In situ characterization of immune cells mediating potential control of HIV infection in the female genital mucosa

Sammanfattning: Heterosexual HIV transmission is the most common viral transmission route, worldwide, where young women are more susceptible to HIV infection than men. To establish a persistent infection the virus needs to cross the mucosal surface of the female genital tract (FGT). The FGT mucosa is thus considered to be the portal of HIV entry and initial site of viral replication. A better understanding of the immunological milieu at the portal of viral entry is crucial for the development of preventive interventions. Hence, in this thesis we quantified and characterized immune cells, primarily subsets of CD8+ T cell, in the FGT tissues of HIV-infected and uninfected women.

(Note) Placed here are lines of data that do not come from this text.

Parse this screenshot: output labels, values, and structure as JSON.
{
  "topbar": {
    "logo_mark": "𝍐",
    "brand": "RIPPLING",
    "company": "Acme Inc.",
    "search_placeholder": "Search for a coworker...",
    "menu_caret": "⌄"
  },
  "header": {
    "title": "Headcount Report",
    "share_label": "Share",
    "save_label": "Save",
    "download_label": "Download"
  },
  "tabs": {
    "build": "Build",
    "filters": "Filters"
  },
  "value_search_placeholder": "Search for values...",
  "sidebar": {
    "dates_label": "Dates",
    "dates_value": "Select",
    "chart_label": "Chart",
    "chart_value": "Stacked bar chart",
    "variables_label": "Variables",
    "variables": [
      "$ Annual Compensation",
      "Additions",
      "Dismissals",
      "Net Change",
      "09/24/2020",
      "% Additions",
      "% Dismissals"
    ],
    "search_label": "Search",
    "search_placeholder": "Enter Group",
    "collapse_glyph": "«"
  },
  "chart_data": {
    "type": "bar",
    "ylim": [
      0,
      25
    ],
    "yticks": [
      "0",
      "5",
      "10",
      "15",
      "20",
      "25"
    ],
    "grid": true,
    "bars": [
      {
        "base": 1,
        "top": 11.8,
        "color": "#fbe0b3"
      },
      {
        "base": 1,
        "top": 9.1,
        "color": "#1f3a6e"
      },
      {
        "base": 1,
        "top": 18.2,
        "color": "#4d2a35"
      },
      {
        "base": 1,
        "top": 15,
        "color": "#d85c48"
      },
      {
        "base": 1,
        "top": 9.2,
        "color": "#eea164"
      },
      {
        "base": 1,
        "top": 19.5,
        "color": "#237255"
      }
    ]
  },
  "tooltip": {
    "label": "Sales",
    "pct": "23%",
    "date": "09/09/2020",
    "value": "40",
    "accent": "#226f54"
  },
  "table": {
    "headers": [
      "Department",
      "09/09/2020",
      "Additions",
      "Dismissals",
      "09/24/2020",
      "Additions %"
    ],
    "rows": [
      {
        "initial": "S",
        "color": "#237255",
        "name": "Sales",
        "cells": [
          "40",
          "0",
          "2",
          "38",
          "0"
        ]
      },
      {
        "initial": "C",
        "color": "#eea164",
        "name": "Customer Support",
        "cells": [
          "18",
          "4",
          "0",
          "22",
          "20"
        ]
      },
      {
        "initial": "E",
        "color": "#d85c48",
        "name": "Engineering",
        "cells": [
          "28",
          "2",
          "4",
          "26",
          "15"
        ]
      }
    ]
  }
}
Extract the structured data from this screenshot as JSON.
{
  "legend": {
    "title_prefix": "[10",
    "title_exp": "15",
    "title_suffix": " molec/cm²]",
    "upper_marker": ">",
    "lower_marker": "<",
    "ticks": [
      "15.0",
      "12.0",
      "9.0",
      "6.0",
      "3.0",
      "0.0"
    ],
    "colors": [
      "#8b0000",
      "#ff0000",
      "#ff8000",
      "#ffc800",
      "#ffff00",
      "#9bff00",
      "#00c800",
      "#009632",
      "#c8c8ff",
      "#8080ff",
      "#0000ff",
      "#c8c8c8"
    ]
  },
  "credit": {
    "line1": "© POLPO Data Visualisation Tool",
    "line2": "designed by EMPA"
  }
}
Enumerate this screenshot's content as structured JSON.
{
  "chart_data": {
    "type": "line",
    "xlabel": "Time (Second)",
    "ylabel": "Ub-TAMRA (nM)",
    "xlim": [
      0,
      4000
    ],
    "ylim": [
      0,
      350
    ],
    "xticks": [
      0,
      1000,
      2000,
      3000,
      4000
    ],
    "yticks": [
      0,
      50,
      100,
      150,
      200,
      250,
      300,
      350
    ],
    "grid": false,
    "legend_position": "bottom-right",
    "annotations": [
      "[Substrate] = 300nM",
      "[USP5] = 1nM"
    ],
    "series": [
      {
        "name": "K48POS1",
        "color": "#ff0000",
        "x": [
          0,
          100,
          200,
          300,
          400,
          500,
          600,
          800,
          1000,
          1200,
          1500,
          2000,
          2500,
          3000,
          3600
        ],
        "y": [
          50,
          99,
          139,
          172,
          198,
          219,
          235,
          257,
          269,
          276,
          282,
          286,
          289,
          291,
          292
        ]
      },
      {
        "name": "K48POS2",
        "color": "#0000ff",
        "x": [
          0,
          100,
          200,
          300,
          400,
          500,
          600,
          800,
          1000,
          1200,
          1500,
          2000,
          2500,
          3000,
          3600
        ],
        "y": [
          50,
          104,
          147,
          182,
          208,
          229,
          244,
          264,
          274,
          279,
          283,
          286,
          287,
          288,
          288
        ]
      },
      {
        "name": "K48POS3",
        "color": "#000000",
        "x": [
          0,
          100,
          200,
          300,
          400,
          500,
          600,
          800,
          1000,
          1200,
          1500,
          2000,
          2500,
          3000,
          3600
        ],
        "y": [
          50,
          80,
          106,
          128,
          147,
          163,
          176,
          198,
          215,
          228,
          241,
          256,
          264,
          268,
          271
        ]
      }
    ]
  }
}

In Paper I and II, we observed that HIV-infected women displayed similar levels of CD4 expression in their ectocervix as compared to uninfected controls. However, they showed higher immune activation levels as well as signs of HIV replication in their cervix. An inflammatory environment in the genital mucosa may promote viral replication and genital shedding and thereby increase the risk of sexual HIV transmission. The HIV-infected women also had elevated levels of cervical CD8+ cells, which correlated significantly with cervical viral load. The CD8+ cells were predominantly intraepithelial CD8+ T cells and 60% of them expressed CD103 (Paper II, III). Our data thus suggests that CD8+ T cells, including tissue-resident CD8+ T cells, may be actively recruited to/or expanded in the genital mucosa of chronically HIV-infected sex workers. This implies that tissue-residing CD8+ T cells play an important role in local HIV pathogenesis. To further investigate immune responses in the FGT mucosa we assessed the expression of MAIT cells in the genital tissues of healthy women (Paper IV). FGT-derived MAIT cells preferentially localized in the ectocervical epithelium and were biased towards IL-17 and IL-22 production upon bacterial stimulation. This indicates that functional MAIT cells localized near the luminal surface of the genital mucosa may be important for the preservation of the genital barrier integrity and may act as a first line of defence against invading pathogens. In summary, this thesis describes the localization and distribution of immune cells in the genital mucosa of HIV-infected and uninfected women. Studies described here may contribute to the knowledge needed for development of vaccination and/or microbicide strategies against HIV and other sexually transmitted infections.